Consequently, the evidence is insufficient to establish that the victims in this case were acting as firefighters under section 245, subdivision (d)(1).

 Where an offense cannot be committed without necessarily committing another offense, the latter is the necessarily included offense.   (People v. Pendleton (1979) 25 Cal.3d 371, 382, 158 Cal.Rptr. 343, 599 P.2d 649.)   Here, there is ample evidence that appellant assaulted his victims with a firearm, and such evidence is sufficient to sustain his conviction for assault with a firearm (§ 245, subd. (a)(2)), a lesser included offense of assault with a firearm on a firefighter.

 If the evidence shows the defendant not guilty of the degree of the crime of which he was convicted, but guilty of a lesser degree thereof, or of a  lesser crime included therein, the court may modify the judgment accordingly, without granting or ordering a new trial.   (§ 1181, subd. 6;  People v. Matian (1995) 35 Cal.App.4th 480, 487, 41 Cal.Rptr.2d 459.)  “The purpose for allowing an appellate court to modify the judgment to a lesser included offense is to ‘obviate the necessity of a new trial when the insufficiency of the evidence only goes to the degree of the crime.’  [Citation.]”  (Matian at p. 487, 41 Cal.Rptr.2d 459.)

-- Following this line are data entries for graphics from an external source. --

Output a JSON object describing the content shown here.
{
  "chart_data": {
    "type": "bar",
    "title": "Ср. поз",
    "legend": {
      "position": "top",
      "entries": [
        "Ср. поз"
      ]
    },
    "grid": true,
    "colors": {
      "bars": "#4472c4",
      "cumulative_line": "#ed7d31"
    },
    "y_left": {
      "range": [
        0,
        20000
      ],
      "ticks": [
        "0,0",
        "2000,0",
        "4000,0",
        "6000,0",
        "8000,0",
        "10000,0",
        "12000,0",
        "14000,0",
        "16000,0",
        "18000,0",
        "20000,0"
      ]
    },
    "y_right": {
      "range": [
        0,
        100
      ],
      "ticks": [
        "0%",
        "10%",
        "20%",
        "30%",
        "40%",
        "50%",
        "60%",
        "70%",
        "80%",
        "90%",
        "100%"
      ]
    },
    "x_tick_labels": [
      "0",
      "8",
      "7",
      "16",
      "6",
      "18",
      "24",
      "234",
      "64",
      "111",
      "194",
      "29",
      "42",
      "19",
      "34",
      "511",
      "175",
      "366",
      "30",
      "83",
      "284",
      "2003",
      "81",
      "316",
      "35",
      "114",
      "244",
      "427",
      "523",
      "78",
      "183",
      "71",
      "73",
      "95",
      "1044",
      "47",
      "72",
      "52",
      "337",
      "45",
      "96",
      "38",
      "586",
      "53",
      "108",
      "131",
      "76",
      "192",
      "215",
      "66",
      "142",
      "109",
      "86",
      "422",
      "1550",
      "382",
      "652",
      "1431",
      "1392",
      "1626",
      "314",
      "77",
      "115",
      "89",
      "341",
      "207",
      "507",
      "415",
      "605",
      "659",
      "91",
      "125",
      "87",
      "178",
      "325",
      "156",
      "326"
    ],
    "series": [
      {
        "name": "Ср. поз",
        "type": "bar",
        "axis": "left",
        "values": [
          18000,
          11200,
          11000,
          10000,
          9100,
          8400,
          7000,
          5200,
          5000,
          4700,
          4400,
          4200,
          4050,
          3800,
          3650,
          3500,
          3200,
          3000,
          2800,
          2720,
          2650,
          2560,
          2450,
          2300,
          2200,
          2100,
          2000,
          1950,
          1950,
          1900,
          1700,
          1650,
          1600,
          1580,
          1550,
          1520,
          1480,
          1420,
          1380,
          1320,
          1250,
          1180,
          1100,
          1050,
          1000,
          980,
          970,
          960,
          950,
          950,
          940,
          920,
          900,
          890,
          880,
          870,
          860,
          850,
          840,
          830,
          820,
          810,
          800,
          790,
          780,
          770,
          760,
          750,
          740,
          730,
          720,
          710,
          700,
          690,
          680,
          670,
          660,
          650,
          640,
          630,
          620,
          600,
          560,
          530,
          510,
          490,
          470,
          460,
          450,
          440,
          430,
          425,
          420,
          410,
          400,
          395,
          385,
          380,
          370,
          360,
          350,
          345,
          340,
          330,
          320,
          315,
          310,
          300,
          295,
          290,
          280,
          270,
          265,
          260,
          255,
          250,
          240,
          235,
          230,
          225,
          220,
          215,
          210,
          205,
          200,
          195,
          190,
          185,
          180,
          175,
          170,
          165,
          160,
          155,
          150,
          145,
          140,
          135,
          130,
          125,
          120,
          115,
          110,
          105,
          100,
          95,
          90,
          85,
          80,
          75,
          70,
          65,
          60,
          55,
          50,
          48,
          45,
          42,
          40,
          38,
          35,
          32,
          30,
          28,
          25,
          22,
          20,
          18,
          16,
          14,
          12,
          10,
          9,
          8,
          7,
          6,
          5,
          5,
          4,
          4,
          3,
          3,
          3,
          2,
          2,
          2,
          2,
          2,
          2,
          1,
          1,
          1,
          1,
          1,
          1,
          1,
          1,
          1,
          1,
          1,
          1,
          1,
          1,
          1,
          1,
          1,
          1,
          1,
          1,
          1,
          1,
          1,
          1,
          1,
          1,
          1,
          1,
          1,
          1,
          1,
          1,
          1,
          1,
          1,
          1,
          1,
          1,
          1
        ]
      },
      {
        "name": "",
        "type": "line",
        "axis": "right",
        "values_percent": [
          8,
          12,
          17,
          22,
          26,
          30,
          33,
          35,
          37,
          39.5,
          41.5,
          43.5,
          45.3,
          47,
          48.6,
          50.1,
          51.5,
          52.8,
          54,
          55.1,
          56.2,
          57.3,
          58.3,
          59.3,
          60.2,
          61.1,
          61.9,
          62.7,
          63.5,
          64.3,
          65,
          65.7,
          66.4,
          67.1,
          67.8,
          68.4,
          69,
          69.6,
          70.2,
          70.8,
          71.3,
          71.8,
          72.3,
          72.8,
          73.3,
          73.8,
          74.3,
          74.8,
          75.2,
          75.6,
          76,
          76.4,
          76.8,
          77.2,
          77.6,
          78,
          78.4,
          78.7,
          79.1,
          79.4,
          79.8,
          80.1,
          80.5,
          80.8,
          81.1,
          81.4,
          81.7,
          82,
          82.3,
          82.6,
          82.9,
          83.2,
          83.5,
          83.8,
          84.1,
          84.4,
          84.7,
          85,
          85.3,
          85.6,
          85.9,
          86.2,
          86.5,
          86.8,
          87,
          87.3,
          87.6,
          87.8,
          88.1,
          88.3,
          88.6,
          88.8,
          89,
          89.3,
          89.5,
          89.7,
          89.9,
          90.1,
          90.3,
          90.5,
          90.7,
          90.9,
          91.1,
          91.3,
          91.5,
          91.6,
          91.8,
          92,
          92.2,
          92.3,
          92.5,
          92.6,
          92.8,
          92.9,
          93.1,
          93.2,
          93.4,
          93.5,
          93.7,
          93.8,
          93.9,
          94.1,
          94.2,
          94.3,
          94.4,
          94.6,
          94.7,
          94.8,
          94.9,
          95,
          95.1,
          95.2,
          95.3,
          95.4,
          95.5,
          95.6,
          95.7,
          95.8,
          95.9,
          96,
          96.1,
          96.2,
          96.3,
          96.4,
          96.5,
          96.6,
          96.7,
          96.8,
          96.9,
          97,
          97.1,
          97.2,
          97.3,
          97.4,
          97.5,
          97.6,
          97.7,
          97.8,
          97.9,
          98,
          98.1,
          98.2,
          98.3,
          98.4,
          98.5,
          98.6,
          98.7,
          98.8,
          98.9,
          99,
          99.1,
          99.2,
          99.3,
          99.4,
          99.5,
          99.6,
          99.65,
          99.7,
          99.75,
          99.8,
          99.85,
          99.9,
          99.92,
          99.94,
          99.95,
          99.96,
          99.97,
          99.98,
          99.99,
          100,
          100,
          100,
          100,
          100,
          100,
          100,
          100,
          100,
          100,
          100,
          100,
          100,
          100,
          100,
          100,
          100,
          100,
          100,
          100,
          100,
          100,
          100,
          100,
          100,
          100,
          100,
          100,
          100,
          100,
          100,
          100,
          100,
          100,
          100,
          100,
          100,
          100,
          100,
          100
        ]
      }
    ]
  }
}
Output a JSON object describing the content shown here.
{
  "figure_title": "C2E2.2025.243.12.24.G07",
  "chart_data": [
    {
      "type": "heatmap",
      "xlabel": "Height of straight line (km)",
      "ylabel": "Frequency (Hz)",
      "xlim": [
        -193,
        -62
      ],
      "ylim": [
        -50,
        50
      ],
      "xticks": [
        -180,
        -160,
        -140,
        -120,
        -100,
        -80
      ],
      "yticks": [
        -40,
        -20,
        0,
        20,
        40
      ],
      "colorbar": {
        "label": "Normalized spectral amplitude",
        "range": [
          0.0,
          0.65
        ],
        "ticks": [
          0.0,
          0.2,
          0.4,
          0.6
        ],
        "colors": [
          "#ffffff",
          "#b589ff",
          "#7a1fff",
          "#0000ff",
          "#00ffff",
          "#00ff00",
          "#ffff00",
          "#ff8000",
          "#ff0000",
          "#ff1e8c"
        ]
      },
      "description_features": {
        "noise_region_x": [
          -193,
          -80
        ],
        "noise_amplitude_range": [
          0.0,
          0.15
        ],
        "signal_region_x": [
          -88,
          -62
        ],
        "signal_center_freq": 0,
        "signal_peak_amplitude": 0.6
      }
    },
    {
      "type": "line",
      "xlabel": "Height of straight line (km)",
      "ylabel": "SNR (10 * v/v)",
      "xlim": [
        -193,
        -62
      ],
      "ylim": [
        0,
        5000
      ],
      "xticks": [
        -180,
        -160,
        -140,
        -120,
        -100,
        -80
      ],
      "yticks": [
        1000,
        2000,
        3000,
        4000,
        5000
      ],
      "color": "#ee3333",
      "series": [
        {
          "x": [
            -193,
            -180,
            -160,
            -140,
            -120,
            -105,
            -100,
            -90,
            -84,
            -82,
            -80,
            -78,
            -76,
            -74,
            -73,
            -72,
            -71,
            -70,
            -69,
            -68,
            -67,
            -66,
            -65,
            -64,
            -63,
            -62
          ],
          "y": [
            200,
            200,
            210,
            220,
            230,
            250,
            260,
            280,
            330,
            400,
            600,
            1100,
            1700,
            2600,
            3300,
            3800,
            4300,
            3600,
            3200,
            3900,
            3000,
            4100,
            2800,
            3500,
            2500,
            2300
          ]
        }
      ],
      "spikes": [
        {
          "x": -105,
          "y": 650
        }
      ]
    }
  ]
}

Accordingly, we modify the judgment to reflect a conviction of three counts of the lesser and necessarily included offense of assault with a firearm (§ 245, subd. (a)(2)).

II*

Disposition

The judgment is modified to reflect a conviction of three counts of assault with a firearm under section 245, subdivision (a)(2) in lieu of assault with a firearm on a firefighter.   Since appellant does not claim error in the court's finding that he personally used a firearm, and substantial evidence supports such finding, it is also affirmed.   The matter is remanded for resentencing.

FOOTNOTES

2.  FN2. Unless otherwise indicated, all further section references are to the Penal Code.

FOOTNOTE.   See footnote 1, ante.

 HANING, Associate Justice.

PETERSON, P.J., and JONES, J., concur.